Jack Walker Published

Thousands Travel Outside W.Va. For Abortion Care After Roe

A doctors office waiting room with empty green and red chairs.
The Women's Health Center of West Virginia, located in Charleston, was required to suspend abortion services in 2022 after a near-total abortion ban took effect across the state.
Leah Willingham/Associated Press

At least 2,240 West Virginia residents traveled out of state to receive an abortion in 2023, primarily to neighboring states with less strict abortion laws.

Among them, 820 residents traveled to Maryland, 600 traveled to Pennsylvania, 590 traveled to Virginia and 230 traveled to Ohio, according to the Guttmacher Institute, an organization that researches reproductive and sexual health.

This coincides with a growing percentage of abortions provided to out-of-state residents in Maryland, Ohio and Virginia.

Two years ago today, the United States Supreme Court overturned Roe v. Wade, a 1973 ruling that protected abortion access nationally for decades. The decision allowed states to set their own policies on abortion.

In September 2022, Gov.

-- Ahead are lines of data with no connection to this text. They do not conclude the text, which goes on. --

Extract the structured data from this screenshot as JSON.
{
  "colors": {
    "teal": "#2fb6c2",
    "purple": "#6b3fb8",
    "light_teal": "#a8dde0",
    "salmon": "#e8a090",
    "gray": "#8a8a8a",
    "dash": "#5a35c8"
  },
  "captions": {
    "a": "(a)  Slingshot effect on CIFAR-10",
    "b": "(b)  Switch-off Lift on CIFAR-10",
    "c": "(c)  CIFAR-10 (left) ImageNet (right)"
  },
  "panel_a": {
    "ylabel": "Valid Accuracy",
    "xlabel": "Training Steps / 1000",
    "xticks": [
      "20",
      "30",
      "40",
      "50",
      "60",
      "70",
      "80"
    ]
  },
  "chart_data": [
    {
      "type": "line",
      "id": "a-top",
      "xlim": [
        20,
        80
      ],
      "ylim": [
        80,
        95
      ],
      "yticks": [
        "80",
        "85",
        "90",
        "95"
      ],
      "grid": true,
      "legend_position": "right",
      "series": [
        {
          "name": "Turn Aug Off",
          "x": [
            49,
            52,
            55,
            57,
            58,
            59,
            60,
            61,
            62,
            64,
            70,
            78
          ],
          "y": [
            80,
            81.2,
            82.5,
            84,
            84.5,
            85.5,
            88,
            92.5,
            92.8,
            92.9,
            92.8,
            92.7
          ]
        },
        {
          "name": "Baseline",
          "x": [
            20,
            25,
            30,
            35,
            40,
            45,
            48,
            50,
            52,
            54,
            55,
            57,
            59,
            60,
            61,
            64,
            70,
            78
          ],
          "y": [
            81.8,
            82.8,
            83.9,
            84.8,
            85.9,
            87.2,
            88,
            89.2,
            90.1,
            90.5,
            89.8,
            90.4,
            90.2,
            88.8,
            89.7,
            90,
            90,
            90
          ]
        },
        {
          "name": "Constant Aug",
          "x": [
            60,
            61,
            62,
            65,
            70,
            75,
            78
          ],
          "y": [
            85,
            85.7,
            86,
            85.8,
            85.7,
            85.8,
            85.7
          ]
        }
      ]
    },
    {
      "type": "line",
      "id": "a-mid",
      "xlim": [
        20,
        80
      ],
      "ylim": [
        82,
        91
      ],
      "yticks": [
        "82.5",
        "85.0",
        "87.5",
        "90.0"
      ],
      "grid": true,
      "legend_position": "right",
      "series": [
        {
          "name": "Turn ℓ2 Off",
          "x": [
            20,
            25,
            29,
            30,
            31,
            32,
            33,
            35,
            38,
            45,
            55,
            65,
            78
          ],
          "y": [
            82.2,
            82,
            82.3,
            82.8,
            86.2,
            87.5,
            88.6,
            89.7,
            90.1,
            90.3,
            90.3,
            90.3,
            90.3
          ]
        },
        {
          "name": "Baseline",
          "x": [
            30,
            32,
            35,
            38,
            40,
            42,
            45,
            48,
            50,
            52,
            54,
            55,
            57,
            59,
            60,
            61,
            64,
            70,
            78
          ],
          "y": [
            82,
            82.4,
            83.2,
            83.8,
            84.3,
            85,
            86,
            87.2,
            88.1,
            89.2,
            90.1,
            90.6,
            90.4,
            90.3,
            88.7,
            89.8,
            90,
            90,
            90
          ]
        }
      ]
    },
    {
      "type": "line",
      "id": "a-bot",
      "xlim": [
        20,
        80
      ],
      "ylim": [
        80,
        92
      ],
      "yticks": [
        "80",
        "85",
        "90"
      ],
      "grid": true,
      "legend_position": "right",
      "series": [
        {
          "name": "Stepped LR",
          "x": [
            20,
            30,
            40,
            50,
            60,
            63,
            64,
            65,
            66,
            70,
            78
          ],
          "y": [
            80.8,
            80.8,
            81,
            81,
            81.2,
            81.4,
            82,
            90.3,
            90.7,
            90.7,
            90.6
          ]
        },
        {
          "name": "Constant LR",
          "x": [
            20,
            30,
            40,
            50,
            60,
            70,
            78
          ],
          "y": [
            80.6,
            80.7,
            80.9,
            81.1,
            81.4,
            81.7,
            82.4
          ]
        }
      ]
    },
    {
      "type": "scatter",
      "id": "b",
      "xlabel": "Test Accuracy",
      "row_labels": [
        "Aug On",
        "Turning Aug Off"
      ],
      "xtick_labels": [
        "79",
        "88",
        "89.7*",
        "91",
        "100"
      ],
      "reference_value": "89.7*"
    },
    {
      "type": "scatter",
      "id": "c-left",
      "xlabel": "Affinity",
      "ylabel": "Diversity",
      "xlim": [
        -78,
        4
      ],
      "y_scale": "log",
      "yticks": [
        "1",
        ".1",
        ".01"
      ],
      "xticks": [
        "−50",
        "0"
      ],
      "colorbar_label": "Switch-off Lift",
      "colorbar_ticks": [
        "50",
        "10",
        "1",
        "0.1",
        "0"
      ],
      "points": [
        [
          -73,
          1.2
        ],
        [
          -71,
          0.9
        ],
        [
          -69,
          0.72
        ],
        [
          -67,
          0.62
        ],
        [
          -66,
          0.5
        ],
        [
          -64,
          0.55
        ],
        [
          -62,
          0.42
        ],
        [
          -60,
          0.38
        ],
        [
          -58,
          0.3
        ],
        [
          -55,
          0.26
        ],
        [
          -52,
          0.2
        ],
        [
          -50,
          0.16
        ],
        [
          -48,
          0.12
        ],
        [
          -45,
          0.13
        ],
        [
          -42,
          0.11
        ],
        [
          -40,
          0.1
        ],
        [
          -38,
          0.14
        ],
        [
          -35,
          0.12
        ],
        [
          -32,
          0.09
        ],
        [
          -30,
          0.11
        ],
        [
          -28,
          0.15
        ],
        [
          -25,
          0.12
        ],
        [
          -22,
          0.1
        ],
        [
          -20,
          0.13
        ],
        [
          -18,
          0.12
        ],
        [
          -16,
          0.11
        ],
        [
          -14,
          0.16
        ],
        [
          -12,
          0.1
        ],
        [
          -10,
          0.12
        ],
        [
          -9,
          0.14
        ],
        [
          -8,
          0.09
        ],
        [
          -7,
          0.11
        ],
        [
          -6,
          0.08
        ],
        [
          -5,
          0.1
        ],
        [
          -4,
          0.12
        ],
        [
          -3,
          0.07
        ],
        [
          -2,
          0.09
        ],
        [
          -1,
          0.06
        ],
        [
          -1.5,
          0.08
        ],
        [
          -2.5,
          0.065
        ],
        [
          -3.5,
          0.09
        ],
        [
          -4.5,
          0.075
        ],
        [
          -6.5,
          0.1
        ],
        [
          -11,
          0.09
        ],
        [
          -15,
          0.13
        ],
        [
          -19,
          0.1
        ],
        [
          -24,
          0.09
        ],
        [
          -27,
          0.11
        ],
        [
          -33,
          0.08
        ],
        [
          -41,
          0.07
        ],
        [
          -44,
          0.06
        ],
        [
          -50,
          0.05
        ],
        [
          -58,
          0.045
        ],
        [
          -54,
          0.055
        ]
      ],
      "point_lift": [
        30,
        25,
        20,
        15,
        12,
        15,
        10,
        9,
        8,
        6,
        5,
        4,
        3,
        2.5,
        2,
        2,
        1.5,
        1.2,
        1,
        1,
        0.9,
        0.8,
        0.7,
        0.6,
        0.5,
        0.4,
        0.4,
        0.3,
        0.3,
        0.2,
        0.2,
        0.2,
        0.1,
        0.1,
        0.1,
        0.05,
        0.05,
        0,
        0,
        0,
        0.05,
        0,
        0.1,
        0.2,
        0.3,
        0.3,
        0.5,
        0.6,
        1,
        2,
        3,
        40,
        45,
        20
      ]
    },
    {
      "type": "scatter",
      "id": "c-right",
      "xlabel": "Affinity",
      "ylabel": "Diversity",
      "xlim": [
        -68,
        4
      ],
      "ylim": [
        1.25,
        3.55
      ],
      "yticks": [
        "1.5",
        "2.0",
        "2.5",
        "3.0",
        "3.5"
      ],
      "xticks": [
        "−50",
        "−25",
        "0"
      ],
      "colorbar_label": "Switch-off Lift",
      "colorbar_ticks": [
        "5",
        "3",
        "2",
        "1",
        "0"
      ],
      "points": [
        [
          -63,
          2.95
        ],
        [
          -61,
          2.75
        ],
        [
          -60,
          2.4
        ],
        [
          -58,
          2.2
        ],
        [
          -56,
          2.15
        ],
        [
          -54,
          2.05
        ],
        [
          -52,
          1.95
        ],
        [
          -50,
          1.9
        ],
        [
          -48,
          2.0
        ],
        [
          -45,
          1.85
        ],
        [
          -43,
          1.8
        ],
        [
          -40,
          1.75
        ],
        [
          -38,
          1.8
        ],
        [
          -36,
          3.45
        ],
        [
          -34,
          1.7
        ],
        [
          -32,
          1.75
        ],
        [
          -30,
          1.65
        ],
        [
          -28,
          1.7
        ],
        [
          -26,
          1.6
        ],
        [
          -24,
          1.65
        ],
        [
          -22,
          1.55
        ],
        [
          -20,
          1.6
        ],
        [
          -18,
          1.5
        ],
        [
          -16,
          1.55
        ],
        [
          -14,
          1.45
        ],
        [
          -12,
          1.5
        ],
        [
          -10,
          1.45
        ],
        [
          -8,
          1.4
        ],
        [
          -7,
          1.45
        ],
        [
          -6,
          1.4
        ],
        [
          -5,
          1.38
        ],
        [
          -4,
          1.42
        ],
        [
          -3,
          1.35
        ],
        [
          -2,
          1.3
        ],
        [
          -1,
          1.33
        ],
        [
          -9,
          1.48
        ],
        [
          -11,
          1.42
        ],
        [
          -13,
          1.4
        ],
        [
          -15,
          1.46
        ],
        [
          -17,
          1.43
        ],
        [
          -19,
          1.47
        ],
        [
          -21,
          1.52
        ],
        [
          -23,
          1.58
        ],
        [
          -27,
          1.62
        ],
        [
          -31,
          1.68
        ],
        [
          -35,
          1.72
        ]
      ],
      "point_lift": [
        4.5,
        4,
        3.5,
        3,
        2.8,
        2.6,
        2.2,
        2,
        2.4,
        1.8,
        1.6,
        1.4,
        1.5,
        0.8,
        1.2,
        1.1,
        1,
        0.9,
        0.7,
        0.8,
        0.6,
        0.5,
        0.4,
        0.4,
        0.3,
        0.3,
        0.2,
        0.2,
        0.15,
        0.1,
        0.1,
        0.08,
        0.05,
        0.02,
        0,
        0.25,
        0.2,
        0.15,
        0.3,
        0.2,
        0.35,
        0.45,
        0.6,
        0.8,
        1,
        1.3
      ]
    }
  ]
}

Jim Justice signed a near-total abortion ban into law, prohibiting abortions outside of medical emergencies or instances when a fetus has no chance of survival.

The law makes some exceptions for some pregnancies conceived through rape or incest, but only until eight weeks of gestation for adults, and 14 weeks of gestation for minors.

New restrictions on abortion in West Virginia led some health care providers to bolster out-of-state reproductive health resources.

Located in Charleston, the Women’s Health Center of West Virginia — previously the state’s only abortion clinic — moved its abortion services from Charleston to Cumberland, Maryland, just two miles away from the state border.

Katie Quiñonez serves as executive director of the Women’s Health Center of Maryland, where the West Virginia facility’s abortion services were transferred.

“We did a market analysis and looked at what health care was available in those counties in mountain Maryland,” Quiñonez told the West Virginia Public Broadcasting podcast Us & Them earlier this year.

“We found that, not only was there not an abortion provider, [but] the nearest abortion providers for people living in mountain Maryland were at least 100 miles away,” she said. “We met directly with folks on the ground … in those communities to determine that, yes, there is a need here.”

The 2023 figures for out-of-state travel for abortion also omit residents who received reproductive health care remotely.

This may include residents who took mifepristone, a drug capable of terminating a pregnancy authorized for mail distribution by the U.S. Food and Drug Administration.

Despite increased restrictions on abortion access in many states, the total number of abortions provided nationally has been on the rise.

Between 2020 and 2023, abortions provided across the U.S. increased by 11 percent, reaching their highest number in more than a decade.